また振り出しに戻る。#20

入院という最善と思われた解決策から、直前で引き剥がされた。

すでに折れていた心にトドメを刺され、どん底に沈んで泣いた。


それから何とか気を取り直して、介護相談センターが言っていた別の病院に電話をしてみた。こうなったら、遠かろうがどんなに不便な場所だろうが、かまわなかった。入院が決まった時のホッとした感覚がもう一度ほしくて、早くそのゴールに辿り着きたい一心だった。


電話したのは2軒だったが、1軒目はダメ。そして、2軒目で「検討してくれる」感触を得た。

ところが、折り返しの返事を待って、いざ電話がかかって来てみると「内科という部分で難しい」という返事。しかも、「うちよりも、○X病院さんの方がそういう分野が得意だと思いますので、そちらにあたってみてはいかがでしょう」というおすすめ先が、よりによって直前で入院を断ってきた例の病院だったというオマケつき。

「そちらにはすでに相談していて、直前で断られたんです」。

そのセリフを言いながら、また涙が出た。


かかりつけ医からもらったリストはあるけれど、これ以上どこに電話を掛けたらいいかわからなかった。全部に順番に掛けて、また書類を送って同じ話を繰り返しして…とやり続ける気力もない。さらには、リストを眺めていると、高齢者の長期入院の専門のようなところは、また「拘束具」の話が出そう、ここには内科はないだろう、など、ここまでの経験から結果が見えて来てしまう。

なにより、ヤミクモに掛けて跳ね返されるのをまた繰り返すには、心が疲れ過ぎていた。


せめて、このリストにある病院でも、そうじゃなくてもいいので、誰かうちの母の症状に合う病院をピンポイントで「おすすめ」してくれないか。

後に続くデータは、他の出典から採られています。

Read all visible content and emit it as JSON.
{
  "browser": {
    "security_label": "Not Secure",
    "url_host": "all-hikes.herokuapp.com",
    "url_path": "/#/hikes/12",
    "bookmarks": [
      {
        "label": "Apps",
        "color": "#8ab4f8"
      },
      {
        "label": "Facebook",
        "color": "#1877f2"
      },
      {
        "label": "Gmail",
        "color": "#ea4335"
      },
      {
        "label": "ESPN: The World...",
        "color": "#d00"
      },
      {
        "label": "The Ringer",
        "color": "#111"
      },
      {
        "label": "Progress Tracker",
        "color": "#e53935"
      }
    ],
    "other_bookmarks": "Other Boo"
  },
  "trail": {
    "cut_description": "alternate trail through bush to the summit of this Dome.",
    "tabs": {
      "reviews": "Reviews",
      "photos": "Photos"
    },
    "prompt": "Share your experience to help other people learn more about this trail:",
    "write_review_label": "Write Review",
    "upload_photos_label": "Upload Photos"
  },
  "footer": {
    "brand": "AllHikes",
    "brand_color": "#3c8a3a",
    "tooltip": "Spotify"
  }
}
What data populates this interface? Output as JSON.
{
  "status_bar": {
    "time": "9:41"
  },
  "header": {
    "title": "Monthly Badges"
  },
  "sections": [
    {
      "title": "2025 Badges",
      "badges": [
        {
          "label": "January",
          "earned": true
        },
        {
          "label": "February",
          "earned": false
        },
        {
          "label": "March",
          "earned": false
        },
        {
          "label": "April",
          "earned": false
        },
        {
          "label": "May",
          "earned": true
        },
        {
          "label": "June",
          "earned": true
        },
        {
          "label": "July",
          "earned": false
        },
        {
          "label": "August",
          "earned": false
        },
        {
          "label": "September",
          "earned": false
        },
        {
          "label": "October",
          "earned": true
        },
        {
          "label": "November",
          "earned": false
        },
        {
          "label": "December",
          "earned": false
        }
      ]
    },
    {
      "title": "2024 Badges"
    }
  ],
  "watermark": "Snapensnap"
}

ワラにもすがる気持ちで、前回はトンチンカンな対応をされて終わった地域包括支援センターの保健師にもう一度相談してみようと電話した。


すると、立場上、どこかの病院をおすすめすることはできないと言う。ならば、リストを見て、それぞれの病院の特徴を客観的に教えてもらえないかと、食い下がった。この時、自分でもビックリしたのだけど、電話口で泣きじゃくっていた。

これまで、どれだけあちこち相談したか、いっこうにラチがあかず、あっちに訊いて、こっちに訊いてと次々たらい回し状態にされ、あと一歩まで行って突っぱねられ、もうこれ以上どうしたらいいかわかりません、と。助けてほしいです、と。

保健師も驚いたようだった。そして、なおも、かかりつけのメンタルクリニックに相談してみるのがいいと言うので、その結果で今の状態になってるんだと言った。


すると、保健師の方からクリニックに相談してくれることになった。もうなんでもよかった。交渉にしても相談にしても、自分でやれと言われたからやっていたのに、結局は素人(?)の一般人の私が何をやってもダメなんだとわかったからだ。


その日のうちに保健師から電話が来て、クリニックのソーシャルワーカー(病院リストをくれた人)に事情を説明しておいたので、こちらから電話するように言われた。


また結局、自分で電話か。「たらい回し」という言葉とともに、水のない状態で一人で砂漠でも彷徨ってるような図が浮かんだ。みんなそれぞれにオアシスはあっちだと教えてくれるけど、行ってみるとどこにも水はなかった、という。